Sayfalar

25 Haziran 2013 Salı

Fuzuli - RİND ve ZAHİD (Akıl ile Kalbin Söyleşisi)

Fuzuli'nin eğitimi hakkında kesin bir bilgiye sahip olunmamakla birlikte, eserleri ile aldığı eğitimin çok iyi olduğu bilinmektedir. Eseri "Rind ve Zahid" bir baba ile (Zahid) oğul'un (Rind) söyleşisi aracılığıyla bir çok zıt kavramın yeterlilikleri ve yetersizlikleri, doğruları ve yanlışları üzerinde durulmuştur. Fuzuli aynı tema içinde Dünya ile Ahiret - Batıl ile Hak - Zinakar ile Riyakar - Meyhane ile Mescit - İsyan ile Kibir - Yokluk ile Varlık - Vicdan ile Mantık - Madde ile Mana ve daha benim çözemediğim bir çok konu üzerinde durmuştur. Anlaşılması oldukça ağır bir kitap olan Rind ve Zahid ancak yeterli bilgi birikimi ve objektif bakış açısı ile bir kaç kere okunması sonrası bir miktar da olsa bilgi alınmasına müsade etmektedir. Kitap içine girdiği bir çok kavramı o kadar derinlemesine ve akıl dolu işliyor ki, ne demek istediğini anlayabilmek için ciddi anlamda kafa patlatmak gerekiyor. Her metininde her satırında aynı anda bir kaç anlam ve mesaj verebilen bu kitap anlaşılmak amacı ile yazılmamıştır. Zira okuyan herkesin kendine göre haklı  bir yan görebilmesi ve buna rağmen kitabın sonunda zıt kavramları dahi aynı sona çıkarabilmesi bir tesadüf değildir. Ancak büyük bir dehanın uygulayabileceği bu yazım tekniği, kitabı okuyan herkesin faydalanması ve beğenilmesi ile sonuçlanmaktadır. Akıl dolu yönlendirmeleri ve telkinleri ile hemen hemen her kesime bir ders verebilen bu eser bir labirenti andırmaktadır. Öyle bir labirent hayal edin ki içinde herkesin kaybolduğu ve çıkış yolunu kendince haklı sebepleri ile aradığı bir iç dünyası olsun. Kişilerin vicdanları ve mantıkları arasında girdikleri savaştan her zaman malup ayrılmasının sebebinin ve tek çıkış yolunun gösterildiği bu labirentte herkes için bir yol vardır.

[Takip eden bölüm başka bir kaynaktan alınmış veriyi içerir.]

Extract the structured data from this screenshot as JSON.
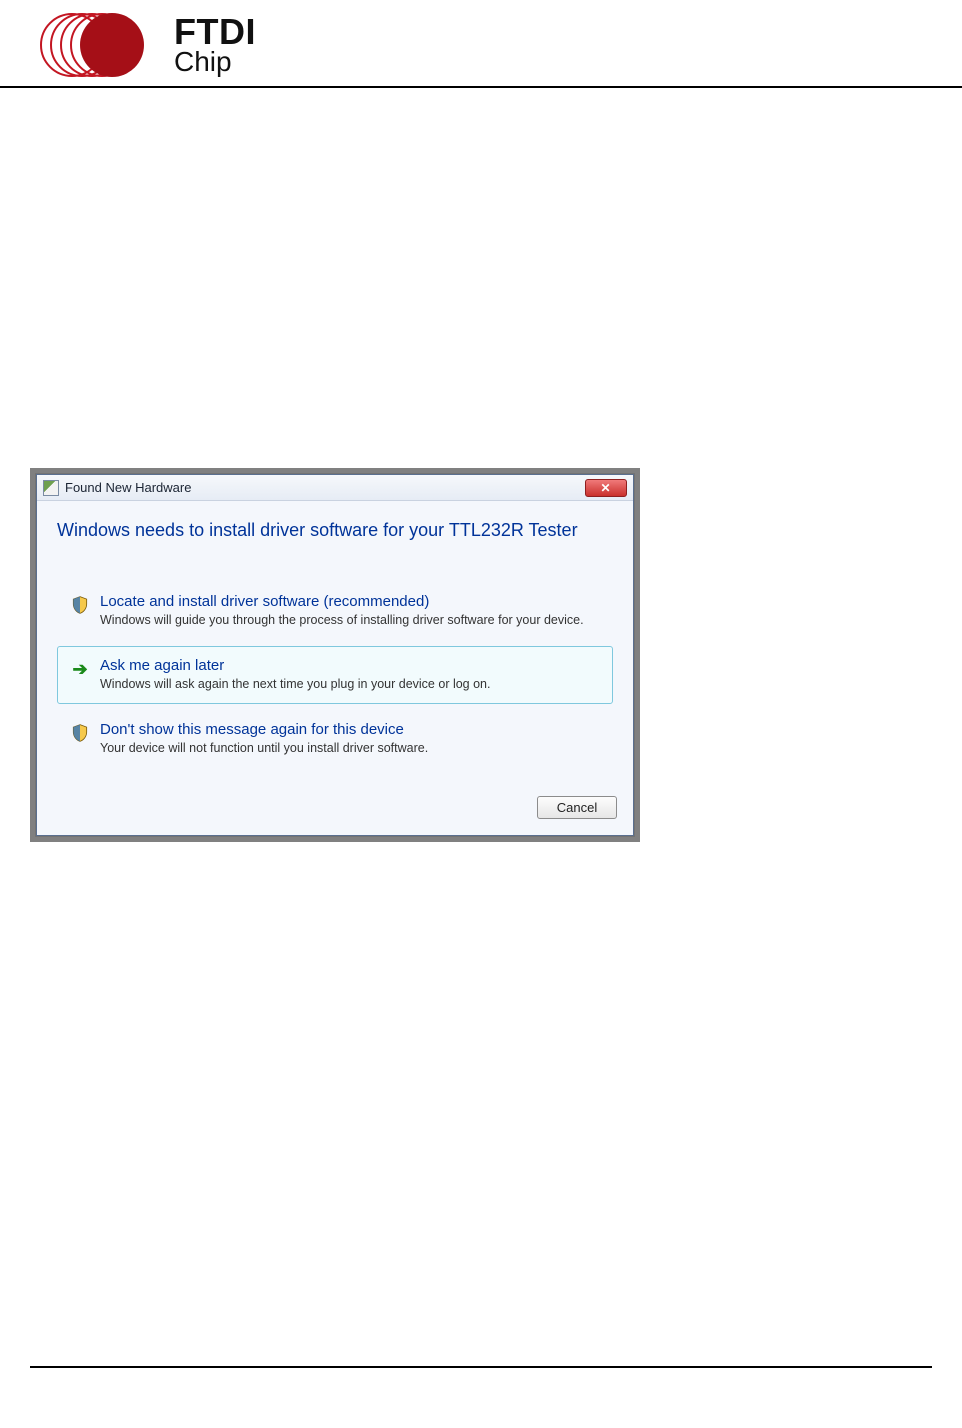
{
  "logo": {
    "line1": "FTDI",
    "line2": "Chip"
  },
  "dialog": {
    "title": "Found New Hardware",
    "close_label": "✕",
    "main_instruction": "Windows needs to install driver software for your TTL232R Tester",
    "options": [
      {
        "title": "Locate and install driver software (recommended)",
        "desc": "Windows will guide you through the process of installing driver software for your device."
      },
      {
        "title": "Ask me again later",
        "desc": "Windows will ask again the next time you plug in your device or log on."
      },
      {
        "title": "Don't show this message again for this device",
        "desc": "Your device will not function until you install driver software."
      }
    ],
    "cancel_label": "Cancel"
  }
}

Biri diğerini tamamlamadan labirentten (kendi iç savaşından) çıkamadığı bu kitapta, mutlak yol belli bir süreçlerden geçerek taraflara gösterilmiş ve hepsinin algılayacağı biçimde sunulmuştur. Söz sanatları ile okuyanları adeta kendinden geçiren yazar, bir yandan okurlarını memnun ediyor bir yandan da mesajını vermeye devam ediyor. Kendini anlama ve mutlak hakikate ulaşma uğruna insanın çıktığı dünya yolculuğu ve bu yolculukta karşılaştıklarını konu alan Rind ve Zahid, insan vicdanı ve mantığının hem iç hem dış düşmanlarını ve bu düşmanlar ile verilen amansız mücadeleyi anlatıyor. İki tarafında çok zeki olması bu mücadelenin amansızlığını gözler önüne sererken, karmaşa içerisinden sıyrılıp o tek doğru yolda birleşmesini olabilecek en tatlı dil ile fakat en acı yol ile okurlarına göstermektedir. Yazar hakkında söylenen her sözün yetersiz kalacağı aşikar, zaten yazarın eserlerini okuyanlar bir nebze de olsa demek istediğimi anlayacaktır. İnsanın görmezden geldiklerini, ertelediklerini kendinden dahi saklamaya çalıştıklarını yüzüne vuran bu eser bütün yolunu kaybetmişlerin, doğru yolda olduğunu sanıp aldananların hatasını fark etmesi için bir şifadır. Dileğim, içinde karmaşa ve savaş olduğunu bilen ya da farkında olmayan herkesin bu eseri anlayana kadar tekrar tekrar okuyup çok geç olmadan kendisi için maksimum faydayı sağlamasıdır.

Kitapta geçen şiirlerden bir parça,
 "-Senin varlığın benim ruhumun mumunu parlatıyor. Ama bu yük, aynı zamanda benim can ipliğimi yakıyor."